Diversity of Cultural Expressions
At the core of the “UNESCO Convention on the Protection and Promotion of the Diversity of Cultural Expressions” stands an effort to foster an environment in which artistic and cultural diversity can develop freely and be protected from a purely economic approach. Of course, it is true that cultural expressions such as literature, theatre, music, film or the visual arts have an economic value as consumer goods; however, their value is in no way limited to this aspect. As sources of meaning, significance and artistic perspectives, they convey identities and values and thus contribute to social cohesion. As such, the Convention recognises the right of all states to actively shape their cultural policies and to take steps against unrestricted deregulation of art and culture. At the same time, the Parties to the Convention have an obligation to ensure that favourable conditions for a diversity of art and culture can be maintained. As such, alongside cultural policy, the Convention also highlights the areas of policy that impact cultural creativity, the cultural activities on offer and cultural participation – from educational policy, to media policy and trade policy.

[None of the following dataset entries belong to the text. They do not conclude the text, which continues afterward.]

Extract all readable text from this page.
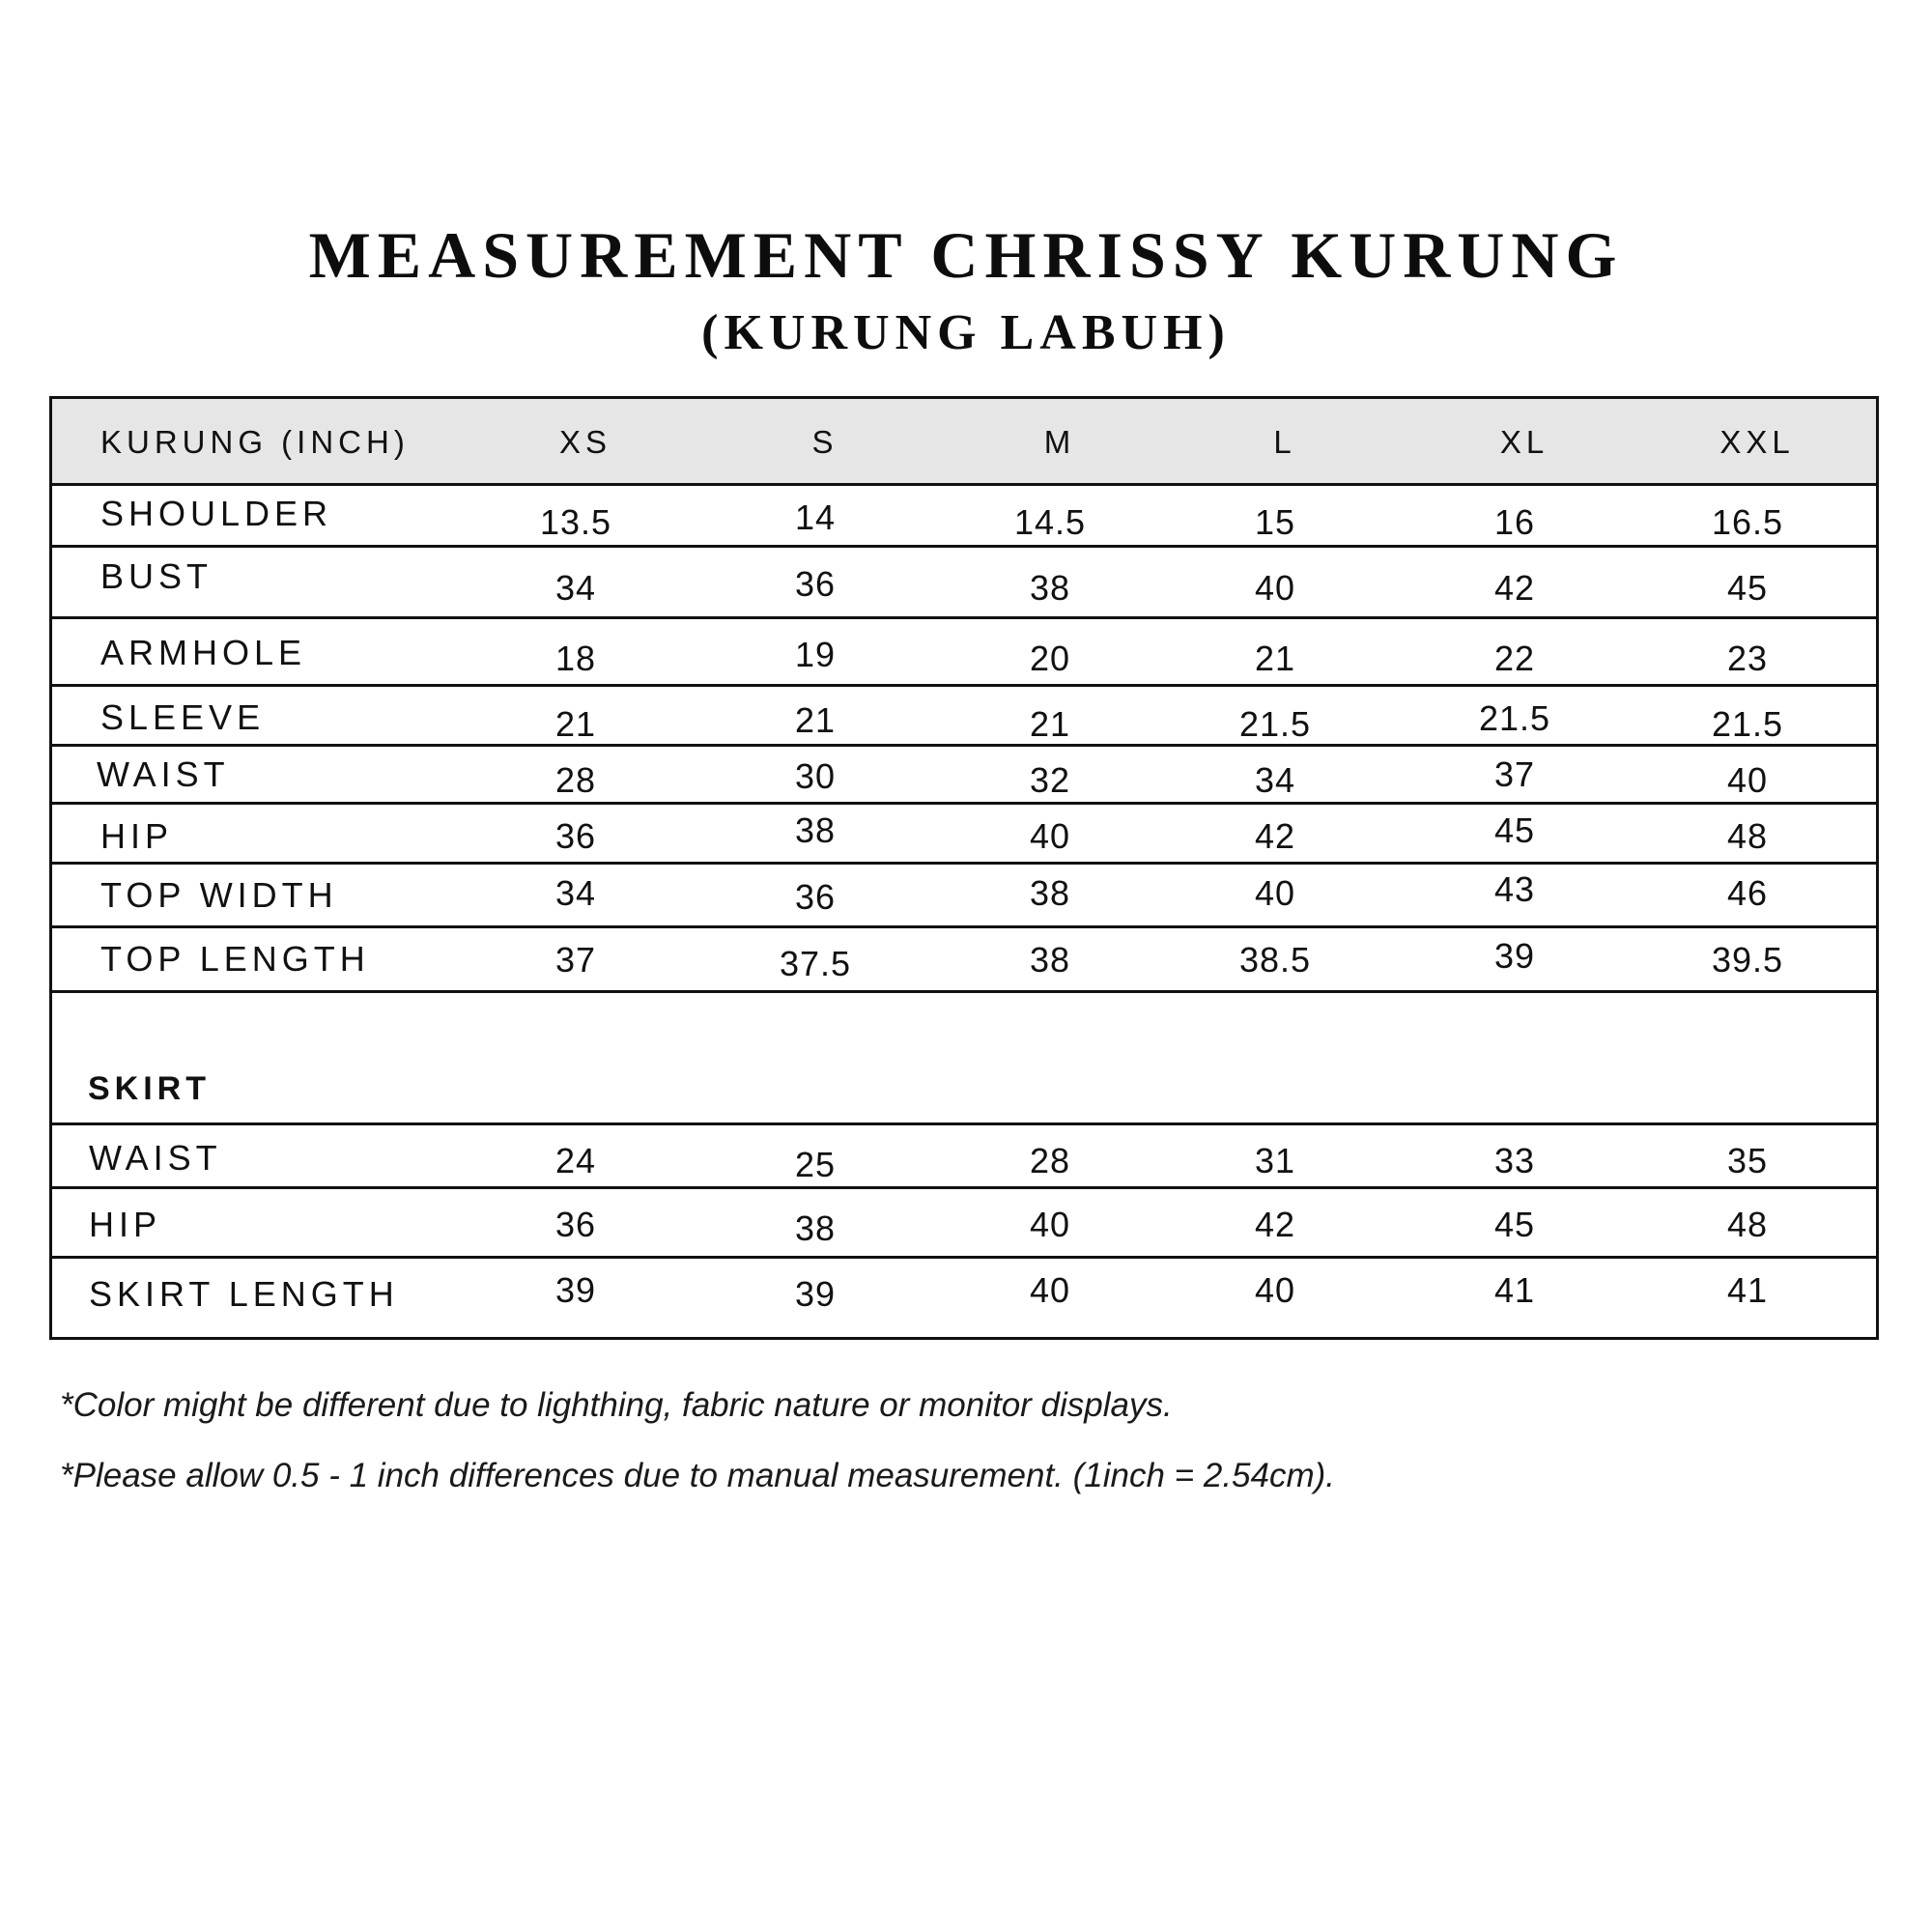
MEASUREMENT CHRISSY KURUNG
(KURUNG LABUH)
KURUNG (INCH)	XS	S	M	L	XL	XXL
SHOULDER	13.5	14	14.5	15	16	16.5
BUST	34	36	38	40	42	45
ARMHOLE	18	19	20	21	22	23
SLEEVE	21	21	21	21.5	21.5	21.5
WAIST	28	30	32	34	37	40
HIP	36	38	40	42	45	48
TOP WIDTH	34	36	38	40	43	46
TOP LENGTH	37	37.5	38	38.5	39	39.5
SKIRT
WAIST	24	25	28	31	33	35
HIP	36	38	40	42	45	48
SKIRT LENGTH	39	39	40	40	41	41
*Color might be different due to lighthing, fabric nature or monitor displays.
*Please allow 0.5 - 1 inch differences due to manual measurement. (1inch = 2.54cm).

UNESCO Creative Cities Network
UNESCO Creative Cities programme works to create a worldwide network of cities that are using their creative potential to aim for a common goal of cultural diversity and sustainable city development. Cities can apply for participation in seven areas: film, music, design, gastronomy, media arts, crafts and folk arts or literature. The network, which was created in 2004, serves as a platform for exchanging experiences, ideas and practical examples in the fields of art and culture, as well as the creative economy. More than 100 cities around the world are represented in the network, two of which are located in Austria:
Memory of the World Register
UNESCO keeps a Memory of the World Register to preserve documentary heritage – books, manuscripts, audio-visual materials in libraries and archives – worldwide. The register currently lists more than 350 entries and Austria holds a total of 13 entries on the world register: the Vienna Dioscurides, the final document of the Vienna Congress, the historical collections of the Vienna Phonogrammarchiv, a papyrus collection, the Schubert collection, the Atlas Blaeu-Van der Hem, the Brahms collection, the Gothic architectural drawings, the Tabula Peutingeriana, the Arnold Schönberg Estate, the Mainz Psalter and, as a communal registration, the Bibliotheca Corviniana and the Golden Bull. The national register for Austria includes more than 40 entries of culturally significant and historically important documents and collections.